While the facilities were top notch, the muddy access road was called a 'tank-proving ground' by the press. The road received much needed pavement in time for the area's second season.
Stratton's uphill capacity was improved for its third season with the installation of two T-Bars.
A sizable expansion took place the following season, when 30 acres of terrain, served by a new double chairlift, were opened in the new Snow Bowl.
1966-67 saw an expansion of the base lodge, as well as the installation of another double chairlift. The Grizzly Bear and Polar Bear trails were added for the following season.
A New Base Area
The Sun Bowl was developed for the 1968-69 season, adding a new base area, 5 miles of trails, and a new double chairlift.
Main Line (2004)
An additional two chairlift expansion was planned for the 1971-72 season, however Stratton became one of the first ski areas in the state to run into trouble with the new Act 250 law, when residents of Winhall forced the ski area to first overhaul its sewer system in advance of potential increases in skier vists.
The Main Line pod was partially developed in the early 1970s, however development was halted prior to the installation of a chairlift.
Snowmaking was expanded to the summit circa 1974.
Also in 1974, James Sunday was paralyzed after a fall while skiing at Stratton. In a landmark decision three years later, Sunday was awarded $1.5 million by a jury. The decision resulted in significant price increases throughout the ski industry, due to skyrocketing liability insurance costs.
New Ownership, Part 1
Late in 1979, Stratton purchased nearby Bromley and assumed its multi-million dollar debt. Stratton's debt was now reportedly up to $7 million. Moore and Munger, Inc. came to the rescue and purchased Stratton in early 1980.
During during the 1980s, Jake Burton found an ally in Stratton, when it became the first ski area to allow snowboarding. In addition to this, Stratton also became home to the first snowboard school, and would start hosting US Open snowboard races in 1985. Stratton would later become home to the first half pipe and formal terrain park on the east coast.
In the mid 1980s, in conjunction with the expansion of Stratton Village, the lift network at Stratton was modernized. Four new Poma chairlifts were installed in 1985 and 1986, replacing aging Heron-Pomas.
New Ownership, Part 2
In the spring of 1989, Victoria USA, Inc., a Japanese sporting goods company that owned Breckenridge, purchased Stratton. Later that year, the Kidderbrook area debuted.
New Ownership, Part 3 Intrawest purchased the ski area from Victoria USA, Inc. in 1994 and quickly started another round of new lift installations, eventually rolling out four new high speed six pack chairlifts.

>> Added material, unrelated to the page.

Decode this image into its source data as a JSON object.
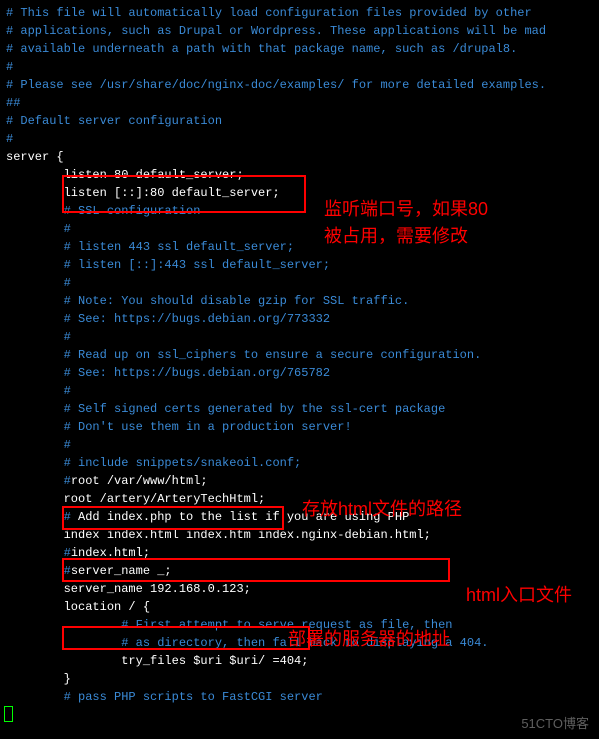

With the installation of these new high speed chairlifts, the fixed grip quads of the area quickly lost popularity. With its parent company facing some tough times, Stratton removed the often-idle Kidderbrook chairlift following the 2006-07 season.
Intrawest announced $6.5 million of projects for the 2013-2014 season, including new snowcats, improved snowmaking, two new glades, and base resort improvements.
I remember going to Stratton for a grooming trade show. I was a groomer at nearby MT Snow at the time. We were able to hop into any machine that was on the snow and running to operate it and get a feel for it. Others would have an operator take you for a ride. The Hagglund was most impressive and fast. I believe this was 1990. Also fond memories of ski trips from school.